La morale est pessimiste, elle est devenue proverbiale avec sa double antithèse remarquable « puissant ou misérable/blanc ou noir ». Sa brièveté et l’utilisation du futur, temps de la certitude, la rendent implacable. Cet enseignement nie l’existence d’une justice qui ne tienne pas compte des intérêts particuliers. La justice est celle du plus fort, comme dans « Le loup et l’agneau ». L’âne est désigné coupable car il est faible. Il peut donc être chargé de la responsabilité collective. On craint trop les puissants et leurs amis capables de se défendre.

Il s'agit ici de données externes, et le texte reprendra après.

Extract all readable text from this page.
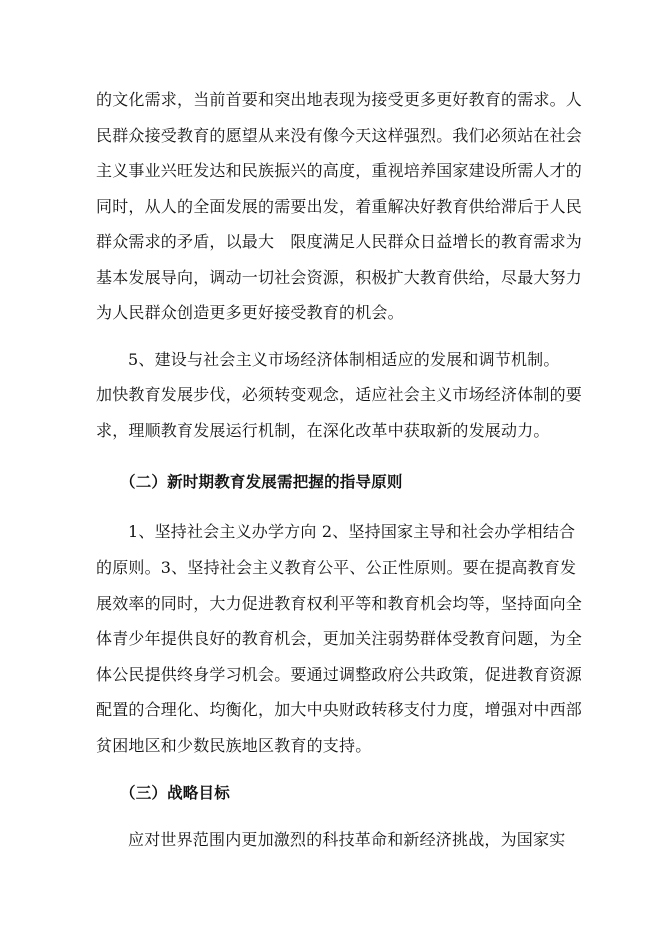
的文化需求，当前首要和突出地表现为接受更多更好教育的需求。人
民群众接受教育的愿望从来没有像今天这样强烈。我们必须站在社会
主义事业兴旺发达和民族振兴的高度，重视培养国家建设所需人才的
同时，从人的全面发展的需要出发，着重解决好教育供给滞后于人民
群众需求的矛盾，以最大　限度满足人民群众日益增长的教育需求为
基本发展导向，调动一切社会资源，积极扩大教育供给，尽最大努力
为人民群众创造更多更好接受教育的机会。
5、建设与社会主义市场经济体制相适应的发展和调节机制。
加快教育发展步伐，必须转变观念，适应社会主义市场经济体制的要
求，理顺教育发展运行机制，在深化改革中获取新的发展动力。
（二）新时期教育发展需把握的指导原则
1、坚持社会主义办学方向 2、坚持国家主导和社会办学相结合
的原则。3、坚持社会主义教育公平、公正性原则。要在提高教育发
展效率的同时，大力促进教育权利平等和教育机会均等，坚持面向全
体青少年提供良好的教育机会，更加关注弱势群体受教育问题，为全
体公民提供终身学习机会。要通过调整政府公共政策，促进教育资源
配置的合理化、均衡化，加大中央财政转移支付力度，增强对中西部
贫困地区和少数民族地区教育的支持。
（三）战略目标
应对世界范围内更加激烈的科技革命和新经济挑战，为国家实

Une mise en cause des relations humaines : la fable est pessimiste dans la peinture qu’elle fait des réactions humaines, traduites par celles des animaux, face au malheur. Il n’est pas de l’opinion de La Fontaine, connu pour son irréligion, de croire aux châtiments divins. Son ironie peut être perçue dans le scepticisme affiché par le lion aux vers 16 « je crois », 20 « peut-être » et 21 « l’histoire nous apprend qu’(…) on fait de pareils dévouements ». Si le lion n’est pas convaincu, La Fontaine ne l’est pas davantage, mais il ne manque pas de décrire dans cette fable une réaction typiquement humaine face à l’adversité : les fléaux qui s’abattent sur lui sont des châtiments divins. Le Ciel de la fable est un Dieu vengeur, comme celui de l’Ancien Testament.

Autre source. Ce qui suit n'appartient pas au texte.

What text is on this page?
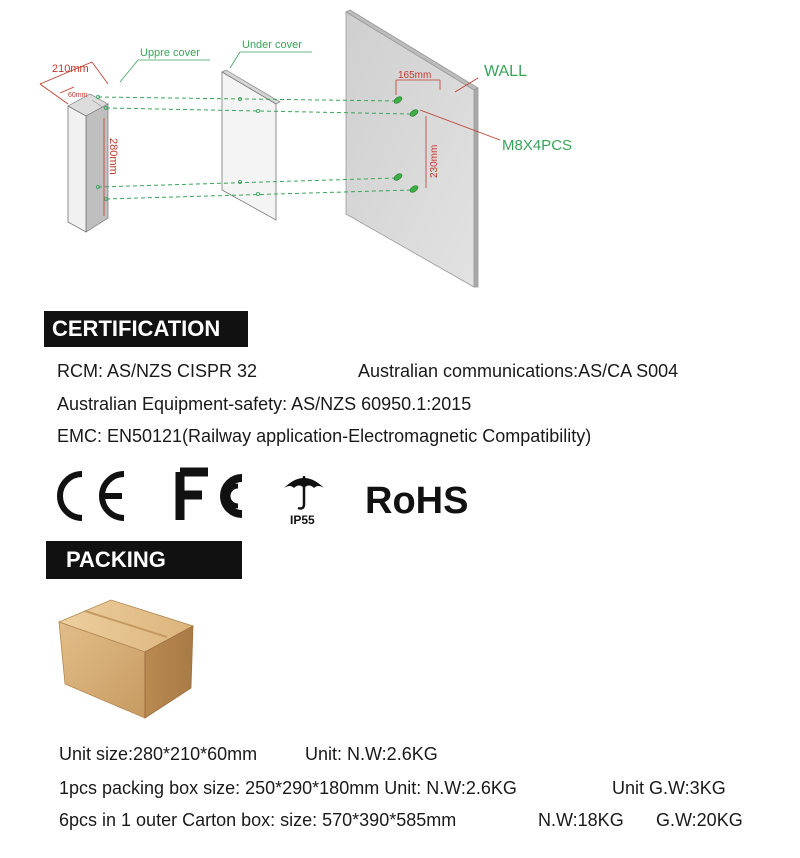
210mm
60mm
280mm
Uppre cover
Under cover
165mm
230mm
WALL
M8X4PCS
CERTIFICATION
RCM: AS/NZS CISPR 32	Australian communications:AS/CA S004
Australian Equipment-safety: AS/NZS 60950.1:2015
EMC: EN50121(Railway application-Electromagnetic Compatibility)
IP55 RoHS
PACKING
Unit size:280*210*60mm	Unit: N.W:2.6KG
1pcs packing box size: 250*290*180mm Unit: N.W:2.6KG	Unit G.W:3KG
6pcs in 1 outer Carton box: size: 570*390*585mm	N.W:18KG G.W:20KG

La fuite face aux responsabilités : la foule échappe à un sentiment de responsabilité en s’en déchargeant sur un bouc émissaire (cette expression provient de la tradition suivante : chez les Hébreux, le bouc défilait dans les rues du village, le jour de la fête des expiations, chargé des pêchés d’Israël. La foule le lapidait). Dans la situation dramatique qui est celle des animaux, l’âne est une victime expiatoire toute trouvée. C’est le coupable sur lequel on se jette avec véhémence : il paie pour les autres. Le vers 55 « A ces mots on cria haro sur le baudet » marque un tournant dans le drame : le coupable est désigné. Le vers cité traduit, par le hiatus « cria haro » et la répétition des mêmes voyelles, « haro » reprenant les voyelles « a » et « o » de « à ces mots », la violence du déchaînement de la foule. Il est révélateur que la colère s’exprime par la désignation des « défauts » physiques de l’âne dont le poil est ras, défauts tout autant importants que le crime. Les vers 61 et 62, de manière elliptique, font entrevoir le dénouement tragique: "on le lui fit bien voir". C’est le dernier acte de la fable.

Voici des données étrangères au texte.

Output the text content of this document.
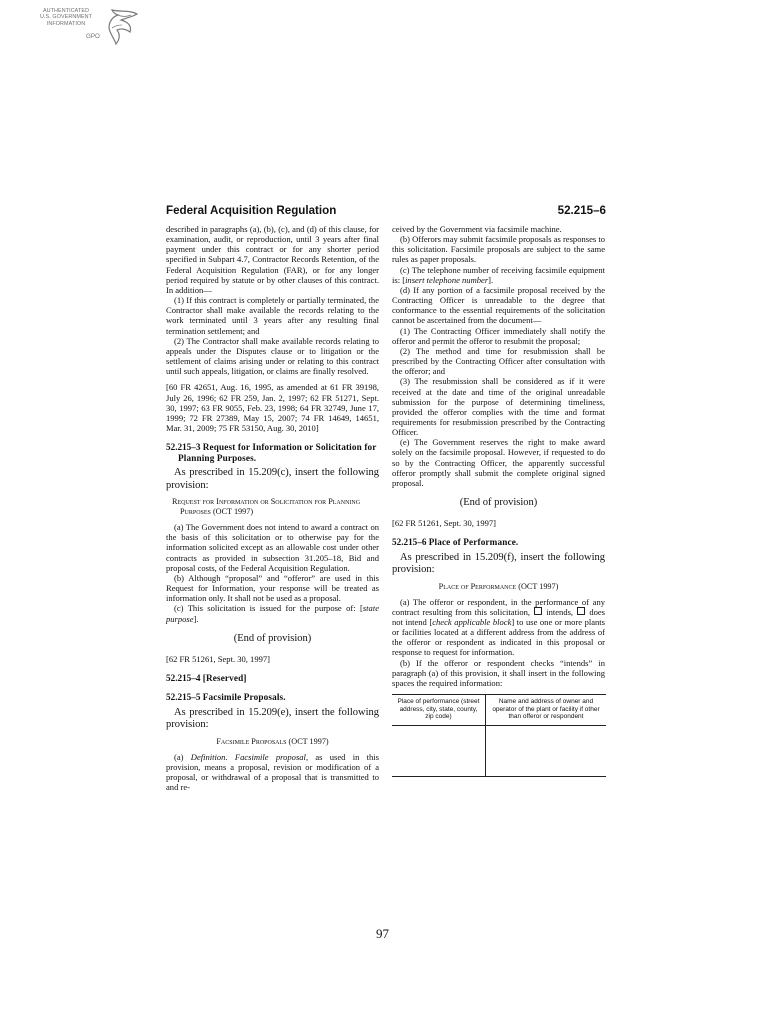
AUTHENTICATED
U.S. GOVERNMENT
INFORMATION
GPO
Federal Acquisition Regulation	52.215–6

described in paragraphs (a), (b), (c), and (d) of this clause, for examination, audit, or reproduction, until 3 years after final payment under this contract or for any shorter period specified in Subpart 4.7, Contractor Records Retention, of the Federal Acquisition Regulation (FAR), or for any longer period required by statute or by other clauses of this contract. In addition—

(1) If this contract is completely or partially terminated, the Contractor shall make available the records relating to the work terminated until 3 years after any resulting final termination settlement; and

(2) The Contractor shall make available records relating to appeals under the Disputes clause or to litigation or the settlement of claims arising under or relating to this contract until such appeals, litigation, or claims are finally resolved.

[60 FR 42651, Aug. 16, 1995, as amended at 61 FR 39198, July 26, 1996; 62 FR 259, Jan. 2, 1997; 62 FR 51271, Sept. 30, 1997; 63 FR 9055, Feb. 23, 1998; 64 FR 32749, June 17, 1999; 72 FR 27389, May 15, 2007; 74 FR 14649, 14651, Mar. 31, 2009; 75 FR 53150, Aug. 30, 2010]

52.215–3 Request for Information or Solicitation for Planning Purposes.

As prescribed in 15.209(c), insert the following provision:

Request for Information or Solicitation for Planning Purposes (OCT 1997)

(a) The Government does not intend to award a contract on the basis of this solicitation or to otherwise pay for the information solicited except as an allowable cost under other contracts as provided in subsection 31.205–18, Bid and proposal costs, of the Federal Acquisition Regulation.

(b) Although “proposal” and “offeror” are used in this Request for Information, your response will be treated as information only. It shall not be used as a proposal.

(c) This solicitation is issued for the purpose of: [state purpose].

(End of provision)

[62 FR 51261, Sept. 30, 1997]

52.215–4 [Reserved]
52.215–5 Facsimile Proposals.

As prescribed in 15.209(e), insert the following provision:

Facsimile Proposals (OCT 1997)

(a) Definition. Facsimile proposal, as used in this provision, means a proposal, revision or modification of a proposal, or withdrawal of a proposal that is transmitted to and re-

ceived by the Government via facsimile machine.

(b) Offerors may submit facsimile proposals as responses to this solicitation. Facsimile proposals are subject to the same rules as paper proposals.

(c) The telephone number of receiving facsimile equipment is: [insert telephone number].

(d) If any portion of a facsimile proposal received by the Contracting Officer is unreadable to the degree that conformance to the essential requirements of the solicitation cannot be ascertained from the document—

(1) The Contracting Officer immediately shall notify the offeror and permit the offeror to resubmit the proposal;

(2) The method and time for resubmission shall be prescribed by the Contracting Officer after consultation with the offeror; and

(3) The resubmission shall be considered as if it were received at the date and time of the original unreadable submission for the purpose of determining timeliness, provided the offeror complies with the time and format requirements for resubmission prescribed by the Contracting Officer.

(e) The Government reserves the right to make award solely on the facsimile proposal. However, if requested to do so by the Contracting Officer, the apparently successful offeror promptly shall submit the complete original signed proposal.

(End of provision)

[62 FR 51261, Sept. 30, 1997]

52.215–6 Place of Performance.

As prescribed in 15.209(f), insert the following provision:

Place of Performance (OCT 1997)

(a) The offeror or respondent, in the performance of any contract resulting from this solicitation,  intends,  does not intend [check applicable block] to use one or more plants or facilities located at a different address from the address of the offeror or respondent as indicated in this proposal or response to request for information.

(b) If the offeror or respondent checks “intends” in paragraph (a) of this provision, it shall insert in the following spaces the required information:

Place of performance (street address, city, state, county, zip code)	Name and address of owner and operator of the plant or facility if other than offeror or respondent

97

La Fontaine se montre donc pessimiste, mais il peint avec une lucidité remarquable ses contemporains. C’est la bêtise humaine qu’il peint, la mauvaise conscience qui ne s’avoue pas et qui, pour se libérer, trouve un coupable. Cette fable repose sur un retournement de situation absurde qui met en valeur l’ironie du fabuliste.La harangue du loup témoigne de la haine du groupe à l'égard du plus faible: le rythme ternaire "ce maudit animal/ce pelé, ce galeux d'où venait tout leur mal"+ le démonstratif "ce" en anaphore: l'âne est montré du doigt, désigné comme coupable. On relève enfin l' efficacité du discours indirect libre « manger l’herbe d’autrui ! quel crime abominable ! » avec opposition et exagération ; remarquable chiasme phonique : « sa peccadille fut jugée un cas pendable »
= Pour que les mots aient une efficacité, il faut avoir le pouvoir de les prononcer : le roi peut tout dire, mais… n’est-ce pas aussi le pouvoir de la fable de dénoncer l’injustice par un subtil jeu argumentatif et un agencement des discours qui laisse éclater toute l’ironie de l’auteur.